Cash flow. Do those words strike fear into your heart?
First and foremost, you must believe that everything will all come together with your business. There will be down periods, but they won’t stay that way as long as you remain focused on your Big Picture Vision. The cash flow will funnel in if you follow one or more of these eight tips.
- GET A CREDIT LINE
At first this may seem counter-intuitive: Borrow money when you don’t need it. It’s a lot easier to get a loan when you’re not in a desperate situation. Having the cash to draw from during a slow period takes off a ton of pressure. You’ll pay it back once you are busy again. Debt is not a bad thing when you’re using it to grow.
- GET YOUR CUSTOMERS TO BUY FROM YOU MORE OFTEN
On average, existing clients account for 41% of small business income. They are apt to spend five times more than new clients because the relationship already exists. They trust you and know what you can do. Many customers love the idea of a “one-stop shop” where they can have all of their needs provided by one vendor. Wherever possible, upsell additional products to your customer base and become that one-stop shop.
- THE PRODUCT PYRAMID
The Product Pyramid is a multi-tiered approach to bringing in customers at every level. Presently, you may be hitting on only one or two levels—but you have the potential to establish relationships with customers in every single one of them. For example, if you manufacture run-of-the-mill coffee makers for $79, you could also produce machines at every tier for every level of connoisseur—all the way up to the garish $2,999 model.
A great way to expand a business without stretching yourself too thin is through licensing. Some business owners feel that licensing their brands, products, or services is the equivalent of giving away their children—but it’s not. If anything, it’s a less taxing way to make more children (i.e., products, services, etc.) without having to do any of the work. Once an agreement is done, licensing becomes a bookkeeping function that brings in regular income.

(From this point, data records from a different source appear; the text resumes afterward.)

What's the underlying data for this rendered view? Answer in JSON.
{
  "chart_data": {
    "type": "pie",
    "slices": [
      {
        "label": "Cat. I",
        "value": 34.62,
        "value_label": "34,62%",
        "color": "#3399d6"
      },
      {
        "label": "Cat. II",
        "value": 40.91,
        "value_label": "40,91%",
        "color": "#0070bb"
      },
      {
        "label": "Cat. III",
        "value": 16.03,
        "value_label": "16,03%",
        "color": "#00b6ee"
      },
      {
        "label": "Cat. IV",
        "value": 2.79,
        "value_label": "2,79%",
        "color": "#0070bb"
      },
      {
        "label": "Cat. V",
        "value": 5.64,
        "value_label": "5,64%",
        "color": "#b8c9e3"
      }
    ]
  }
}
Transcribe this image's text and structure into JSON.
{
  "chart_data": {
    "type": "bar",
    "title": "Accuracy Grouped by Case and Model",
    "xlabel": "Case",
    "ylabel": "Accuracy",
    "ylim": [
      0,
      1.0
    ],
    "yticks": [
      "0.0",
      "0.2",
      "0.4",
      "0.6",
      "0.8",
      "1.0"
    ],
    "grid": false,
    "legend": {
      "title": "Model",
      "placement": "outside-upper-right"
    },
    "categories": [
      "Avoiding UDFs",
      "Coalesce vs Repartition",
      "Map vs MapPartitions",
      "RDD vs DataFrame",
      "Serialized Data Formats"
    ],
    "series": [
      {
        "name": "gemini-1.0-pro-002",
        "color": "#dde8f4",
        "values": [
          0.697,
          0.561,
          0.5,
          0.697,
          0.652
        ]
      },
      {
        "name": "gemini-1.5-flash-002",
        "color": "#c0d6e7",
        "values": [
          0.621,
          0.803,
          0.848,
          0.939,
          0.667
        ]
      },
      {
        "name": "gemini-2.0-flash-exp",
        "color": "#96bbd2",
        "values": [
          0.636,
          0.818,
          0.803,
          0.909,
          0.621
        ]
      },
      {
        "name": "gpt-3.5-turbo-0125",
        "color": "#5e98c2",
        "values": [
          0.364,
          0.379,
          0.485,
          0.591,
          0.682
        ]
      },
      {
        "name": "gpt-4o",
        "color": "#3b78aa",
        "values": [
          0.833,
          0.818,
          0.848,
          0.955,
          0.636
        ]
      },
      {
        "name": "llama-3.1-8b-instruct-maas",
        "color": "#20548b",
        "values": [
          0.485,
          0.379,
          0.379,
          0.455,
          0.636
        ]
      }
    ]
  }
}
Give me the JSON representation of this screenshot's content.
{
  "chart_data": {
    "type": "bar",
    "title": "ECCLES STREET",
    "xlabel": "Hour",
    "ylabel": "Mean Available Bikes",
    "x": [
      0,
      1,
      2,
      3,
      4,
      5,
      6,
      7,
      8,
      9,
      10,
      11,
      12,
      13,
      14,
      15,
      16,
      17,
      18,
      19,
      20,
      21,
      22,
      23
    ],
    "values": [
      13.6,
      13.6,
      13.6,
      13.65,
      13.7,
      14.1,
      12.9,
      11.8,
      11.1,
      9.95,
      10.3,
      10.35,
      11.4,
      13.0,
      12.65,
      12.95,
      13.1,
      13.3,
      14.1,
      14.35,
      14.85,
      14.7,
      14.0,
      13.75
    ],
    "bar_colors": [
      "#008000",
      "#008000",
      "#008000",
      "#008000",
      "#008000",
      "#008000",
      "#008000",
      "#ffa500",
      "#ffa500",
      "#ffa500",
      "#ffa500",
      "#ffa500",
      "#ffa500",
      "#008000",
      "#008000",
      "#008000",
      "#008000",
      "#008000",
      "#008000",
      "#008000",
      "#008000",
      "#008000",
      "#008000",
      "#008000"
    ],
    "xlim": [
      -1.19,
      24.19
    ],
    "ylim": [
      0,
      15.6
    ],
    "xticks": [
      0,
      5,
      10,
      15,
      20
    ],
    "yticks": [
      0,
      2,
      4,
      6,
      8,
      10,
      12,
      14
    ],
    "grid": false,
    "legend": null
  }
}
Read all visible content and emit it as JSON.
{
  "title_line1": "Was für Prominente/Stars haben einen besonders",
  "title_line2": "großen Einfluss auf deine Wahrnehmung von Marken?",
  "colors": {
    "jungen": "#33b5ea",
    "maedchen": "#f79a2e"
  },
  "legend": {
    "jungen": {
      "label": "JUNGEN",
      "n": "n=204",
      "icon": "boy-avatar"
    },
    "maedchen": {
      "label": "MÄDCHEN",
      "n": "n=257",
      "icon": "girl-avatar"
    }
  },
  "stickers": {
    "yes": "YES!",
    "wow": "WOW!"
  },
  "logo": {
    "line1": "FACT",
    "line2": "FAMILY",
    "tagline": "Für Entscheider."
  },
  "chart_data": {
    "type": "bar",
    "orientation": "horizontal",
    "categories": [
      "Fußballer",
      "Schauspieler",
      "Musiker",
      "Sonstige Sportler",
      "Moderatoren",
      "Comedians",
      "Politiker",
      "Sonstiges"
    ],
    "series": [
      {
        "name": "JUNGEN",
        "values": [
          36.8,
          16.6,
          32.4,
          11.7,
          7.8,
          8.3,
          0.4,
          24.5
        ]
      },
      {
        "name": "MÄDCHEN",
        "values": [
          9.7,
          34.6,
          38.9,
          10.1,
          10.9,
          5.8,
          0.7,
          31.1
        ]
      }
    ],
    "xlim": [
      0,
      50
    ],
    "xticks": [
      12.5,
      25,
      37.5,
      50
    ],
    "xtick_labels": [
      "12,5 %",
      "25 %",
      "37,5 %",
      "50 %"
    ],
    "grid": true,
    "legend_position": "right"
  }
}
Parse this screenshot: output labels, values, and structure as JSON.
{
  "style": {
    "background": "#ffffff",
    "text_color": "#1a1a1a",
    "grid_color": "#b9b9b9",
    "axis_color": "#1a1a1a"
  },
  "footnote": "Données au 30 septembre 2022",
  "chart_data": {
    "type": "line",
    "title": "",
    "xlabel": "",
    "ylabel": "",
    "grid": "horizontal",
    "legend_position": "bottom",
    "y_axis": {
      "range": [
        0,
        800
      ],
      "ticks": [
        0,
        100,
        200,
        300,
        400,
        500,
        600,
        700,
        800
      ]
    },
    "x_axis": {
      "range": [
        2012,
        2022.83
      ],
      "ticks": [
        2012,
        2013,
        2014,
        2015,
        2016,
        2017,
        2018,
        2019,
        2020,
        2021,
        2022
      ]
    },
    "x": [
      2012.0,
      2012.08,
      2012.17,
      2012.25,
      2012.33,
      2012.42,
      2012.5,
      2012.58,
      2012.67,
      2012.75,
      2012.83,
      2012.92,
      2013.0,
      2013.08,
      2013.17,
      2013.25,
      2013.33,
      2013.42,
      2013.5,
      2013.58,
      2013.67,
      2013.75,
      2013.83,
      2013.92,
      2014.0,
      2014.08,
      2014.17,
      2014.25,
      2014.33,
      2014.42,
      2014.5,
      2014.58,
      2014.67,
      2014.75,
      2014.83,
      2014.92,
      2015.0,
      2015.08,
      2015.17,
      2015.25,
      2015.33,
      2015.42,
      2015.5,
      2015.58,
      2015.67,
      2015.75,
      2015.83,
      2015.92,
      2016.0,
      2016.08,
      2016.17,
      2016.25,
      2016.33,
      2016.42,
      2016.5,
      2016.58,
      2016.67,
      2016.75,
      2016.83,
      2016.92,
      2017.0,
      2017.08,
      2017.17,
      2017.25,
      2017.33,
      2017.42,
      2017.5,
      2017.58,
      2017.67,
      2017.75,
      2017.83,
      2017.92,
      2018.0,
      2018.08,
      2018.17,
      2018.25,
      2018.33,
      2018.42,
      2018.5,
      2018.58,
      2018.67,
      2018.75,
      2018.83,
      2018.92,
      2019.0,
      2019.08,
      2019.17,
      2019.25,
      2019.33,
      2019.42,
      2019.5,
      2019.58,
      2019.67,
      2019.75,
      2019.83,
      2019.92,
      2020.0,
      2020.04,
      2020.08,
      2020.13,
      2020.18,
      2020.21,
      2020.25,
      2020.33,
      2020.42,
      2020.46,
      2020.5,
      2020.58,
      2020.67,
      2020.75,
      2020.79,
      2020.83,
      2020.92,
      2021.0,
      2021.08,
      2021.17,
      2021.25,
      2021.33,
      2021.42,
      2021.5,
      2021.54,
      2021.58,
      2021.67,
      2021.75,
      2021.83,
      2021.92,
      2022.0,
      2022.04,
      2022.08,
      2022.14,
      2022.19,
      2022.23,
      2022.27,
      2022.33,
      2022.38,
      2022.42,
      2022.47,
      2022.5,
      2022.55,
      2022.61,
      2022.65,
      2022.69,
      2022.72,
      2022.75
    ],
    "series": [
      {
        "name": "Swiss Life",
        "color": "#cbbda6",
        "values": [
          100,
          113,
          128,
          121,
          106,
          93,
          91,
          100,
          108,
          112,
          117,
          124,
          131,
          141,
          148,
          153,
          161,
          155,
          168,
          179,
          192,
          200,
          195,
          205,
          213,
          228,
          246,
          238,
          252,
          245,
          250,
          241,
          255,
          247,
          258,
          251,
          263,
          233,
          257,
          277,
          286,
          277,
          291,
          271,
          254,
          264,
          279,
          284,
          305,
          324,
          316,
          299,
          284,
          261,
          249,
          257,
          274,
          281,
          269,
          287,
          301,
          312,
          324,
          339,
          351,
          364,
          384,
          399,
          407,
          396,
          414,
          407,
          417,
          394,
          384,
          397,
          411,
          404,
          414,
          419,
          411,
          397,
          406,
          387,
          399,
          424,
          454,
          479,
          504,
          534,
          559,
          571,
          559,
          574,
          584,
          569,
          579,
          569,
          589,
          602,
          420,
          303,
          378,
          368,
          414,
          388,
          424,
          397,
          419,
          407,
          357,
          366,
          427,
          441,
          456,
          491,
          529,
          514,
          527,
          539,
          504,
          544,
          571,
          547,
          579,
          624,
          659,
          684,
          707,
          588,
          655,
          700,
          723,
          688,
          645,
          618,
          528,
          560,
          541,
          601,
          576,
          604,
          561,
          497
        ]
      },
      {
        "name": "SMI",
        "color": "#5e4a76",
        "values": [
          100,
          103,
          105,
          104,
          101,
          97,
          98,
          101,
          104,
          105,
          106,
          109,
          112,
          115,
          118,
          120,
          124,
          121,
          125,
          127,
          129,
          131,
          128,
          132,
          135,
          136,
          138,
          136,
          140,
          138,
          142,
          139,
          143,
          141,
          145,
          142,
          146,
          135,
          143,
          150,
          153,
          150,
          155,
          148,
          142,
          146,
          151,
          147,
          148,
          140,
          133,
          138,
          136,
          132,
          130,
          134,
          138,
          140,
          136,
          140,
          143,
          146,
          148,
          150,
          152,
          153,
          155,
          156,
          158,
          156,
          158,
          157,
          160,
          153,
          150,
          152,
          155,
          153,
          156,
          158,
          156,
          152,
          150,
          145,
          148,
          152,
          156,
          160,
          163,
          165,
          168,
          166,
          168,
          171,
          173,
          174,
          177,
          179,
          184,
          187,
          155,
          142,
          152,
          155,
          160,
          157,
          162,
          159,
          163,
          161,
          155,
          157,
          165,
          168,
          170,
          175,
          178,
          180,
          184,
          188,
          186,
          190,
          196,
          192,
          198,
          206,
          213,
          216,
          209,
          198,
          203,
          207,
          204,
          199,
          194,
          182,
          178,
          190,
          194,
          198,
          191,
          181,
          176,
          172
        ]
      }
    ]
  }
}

Retainers are an excellent way to generate recurring revenue. Think about what you might be able to provide to your clients on a regular (i.e., monthly) basis. Rather than getting paid per project or by the hour, you are receiving a standard payment every month ($2,500, $5,000, etc.). It could be in the form of a marketing retainer, a public relations retainer, a consulting retainer, etc.
Once you have your business model down, you can sell your concept, systems, and marketing to others to create franchises. All you need to do in this case is develop a “business-in-a-box” that franchisees can step into and run and then help them find prime locations.
- CERTIFICATION PROGRAMS
Perhaps your business lends itself to creating a certification program. If you and your team have expertise in an area, you can build a program that trains others to become experts as well. This is a terrific way to scale because you are getting people to sign up for a number of sessions so they may fulfill the certification obligation, which means consistent cash flow with people paying up front.
- CONSIDER RAISING YOUR PRICES
While I’m an advocate of promotional discounts and other marketing incentives, I am opposed to pricing models that undervalue your products and services. Some business owners are afraid that customers won’t buy from them unless they are priced lower than their competitors. The truth is, you may get a customer through a lower price offering—but you won’t keep a customer this way. You want to attract customers who truly value what you offer. If you drop your prices too low, you are projecting to the marketplace that you don’t believe that your product is worth that much.
While scaling your business business, always monitor cash flow and prepare for inclement weather. But never allow low ebbs in cash flow to dictate decisions that will impact the long-term success of your Big Picture Vision.